Contempt swallowed me whole, lighting a fire in my veins.
“You want my misery? Then take it!” I shoved his chest, the ache in my wrist shooting up my arm. “You can have all of it, but I won’t let you do this.”
His jaw clenched when I hit him again, but he didn’t budge from his spot.
“You don’t throw things away just because they hurt you!” My chest heaved, the force of my feelings sending my blood pressure diving again, and black spots swam in my blurred vision. A wave of dizziness dropped my gaze to his lips; to the thin scar through the bottom one. The chill biting at my skin kept me conscious even as my ears rang like I’d been sucked underwater. It reminded me of how I believed he’d gotten the scar.
A heaviness pooled in my chest, snuffing out the anger within. “You hurt me . . .” The quiet words disappeared in a gust of wind that sent snow whipping through the air. “And I still would have helped you.
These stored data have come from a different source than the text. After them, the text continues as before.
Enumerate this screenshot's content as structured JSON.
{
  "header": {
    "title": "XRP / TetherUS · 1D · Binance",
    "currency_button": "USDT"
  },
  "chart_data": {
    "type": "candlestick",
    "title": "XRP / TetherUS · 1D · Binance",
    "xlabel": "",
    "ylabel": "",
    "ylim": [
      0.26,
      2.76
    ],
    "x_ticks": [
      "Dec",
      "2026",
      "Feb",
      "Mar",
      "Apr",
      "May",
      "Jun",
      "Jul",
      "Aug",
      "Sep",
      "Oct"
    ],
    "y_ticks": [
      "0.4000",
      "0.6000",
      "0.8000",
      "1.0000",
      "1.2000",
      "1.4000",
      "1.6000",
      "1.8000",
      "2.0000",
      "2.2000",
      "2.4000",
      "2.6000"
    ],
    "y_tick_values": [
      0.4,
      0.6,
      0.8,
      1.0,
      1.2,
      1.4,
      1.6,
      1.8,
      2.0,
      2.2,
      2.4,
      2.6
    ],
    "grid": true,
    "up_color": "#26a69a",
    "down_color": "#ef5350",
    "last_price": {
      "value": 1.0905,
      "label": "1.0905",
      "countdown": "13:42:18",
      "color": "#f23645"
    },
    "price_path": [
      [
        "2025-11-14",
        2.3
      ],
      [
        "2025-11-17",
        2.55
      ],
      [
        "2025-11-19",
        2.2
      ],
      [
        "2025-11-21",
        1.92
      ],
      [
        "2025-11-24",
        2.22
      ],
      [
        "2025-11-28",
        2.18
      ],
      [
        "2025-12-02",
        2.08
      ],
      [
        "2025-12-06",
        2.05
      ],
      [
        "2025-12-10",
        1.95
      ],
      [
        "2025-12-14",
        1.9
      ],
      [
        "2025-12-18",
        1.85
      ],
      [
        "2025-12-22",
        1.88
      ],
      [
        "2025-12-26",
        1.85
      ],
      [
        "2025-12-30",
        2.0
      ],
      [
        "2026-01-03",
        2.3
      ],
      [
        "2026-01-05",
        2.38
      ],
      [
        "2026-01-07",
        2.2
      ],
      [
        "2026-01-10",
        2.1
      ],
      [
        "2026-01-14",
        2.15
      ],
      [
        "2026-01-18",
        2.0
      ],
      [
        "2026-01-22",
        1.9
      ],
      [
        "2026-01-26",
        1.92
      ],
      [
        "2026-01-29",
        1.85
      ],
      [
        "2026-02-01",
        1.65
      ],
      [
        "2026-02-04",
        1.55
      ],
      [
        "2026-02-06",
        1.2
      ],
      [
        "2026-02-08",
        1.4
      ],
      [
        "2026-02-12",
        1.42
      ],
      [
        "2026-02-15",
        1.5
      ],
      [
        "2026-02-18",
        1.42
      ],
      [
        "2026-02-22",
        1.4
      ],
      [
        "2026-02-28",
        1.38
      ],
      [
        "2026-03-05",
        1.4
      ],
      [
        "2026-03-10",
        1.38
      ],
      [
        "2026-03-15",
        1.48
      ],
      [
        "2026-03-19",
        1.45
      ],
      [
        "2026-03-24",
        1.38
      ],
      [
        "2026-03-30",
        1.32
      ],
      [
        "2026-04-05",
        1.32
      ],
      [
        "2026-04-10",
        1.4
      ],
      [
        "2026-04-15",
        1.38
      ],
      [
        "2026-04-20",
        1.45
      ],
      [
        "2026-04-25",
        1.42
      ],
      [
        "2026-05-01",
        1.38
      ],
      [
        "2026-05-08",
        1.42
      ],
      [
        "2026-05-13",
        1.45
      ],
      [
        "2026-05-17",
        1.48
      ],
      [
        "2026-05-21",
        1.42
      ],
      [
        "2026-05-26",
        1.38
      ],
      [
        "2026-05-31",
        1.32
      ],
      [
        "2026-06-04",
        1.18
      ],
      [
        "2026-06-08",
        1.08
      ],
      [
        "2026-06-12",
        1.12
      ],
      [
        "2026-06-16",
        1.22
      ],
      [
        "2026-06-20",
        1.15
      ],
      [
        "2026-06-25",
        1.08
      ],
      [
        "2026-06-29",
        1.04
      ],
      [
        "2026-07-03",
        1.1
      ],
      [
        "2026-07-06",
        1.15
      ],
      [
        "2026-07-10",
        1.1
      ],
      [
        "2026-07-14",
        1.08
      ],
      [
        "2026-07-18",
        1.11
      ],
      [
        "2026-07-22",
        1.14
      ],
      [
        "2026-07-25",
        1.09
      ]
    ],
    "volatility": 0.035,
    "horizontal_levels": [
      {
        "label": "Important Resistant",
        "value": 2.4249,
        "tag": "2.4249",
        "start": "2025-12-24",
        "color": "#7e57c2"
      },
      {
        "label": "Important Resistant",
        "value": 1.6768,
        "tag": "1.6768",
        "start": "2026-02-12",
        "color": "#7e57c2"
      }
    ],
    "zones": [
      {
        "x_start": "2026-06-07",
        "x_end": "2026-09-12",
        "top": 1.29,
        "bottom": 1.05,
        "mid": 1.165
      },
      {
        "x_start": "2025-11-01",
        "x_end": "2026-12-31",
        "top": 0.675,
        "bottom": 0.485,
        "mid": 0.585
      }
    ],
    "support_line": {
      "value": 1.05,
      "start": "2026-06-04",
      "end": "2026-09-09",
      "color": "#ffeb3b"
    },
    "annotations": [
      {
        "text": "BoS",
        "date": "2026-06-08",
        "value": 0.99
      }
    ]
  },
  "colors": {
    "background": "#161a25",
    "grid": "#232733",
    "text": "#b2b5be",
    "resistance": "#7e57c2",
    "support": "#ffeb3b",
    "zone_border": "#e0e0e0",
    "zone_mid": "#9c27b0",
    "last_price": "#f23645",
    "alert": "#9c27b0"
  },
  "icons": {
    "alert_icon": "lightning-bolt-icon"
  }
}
I would have saved you when you were a boy, even knowing what you would do to me . . .”
I was crying steadily, laying out my heart at Ronan’s feet in front of all of his men, while his expression conveyed he’d be more interested in reading the dull section of the newspaper. Though something obscure passed through his eyes before they slid to my wrist, which throbbed with my heartbeat. Then he looked at my bare feet, making me painfully aware of the snow burning my soles.
The high emotions dropped, leaving me drained and unsteady. When I swayed, he put the gun back in his waistband, wrapped an arm around my waist, and lifted me. The man could shoot an old woman’s pet Fluffy without remorse, and still, I felt comfort in his arms.
A shiver coasted through me, my chilled body absorbing the heat of his. “I’ll hate you forever if you hurt him,” I said numbly.
“Your dramatics are a bit much for a Tuesday morning.”
His words made me uncomfortably aware of all the eyes on us. As a little embarrassment arose, I turned my face into Ronan’s neck and murmured, “It was a great monologue.”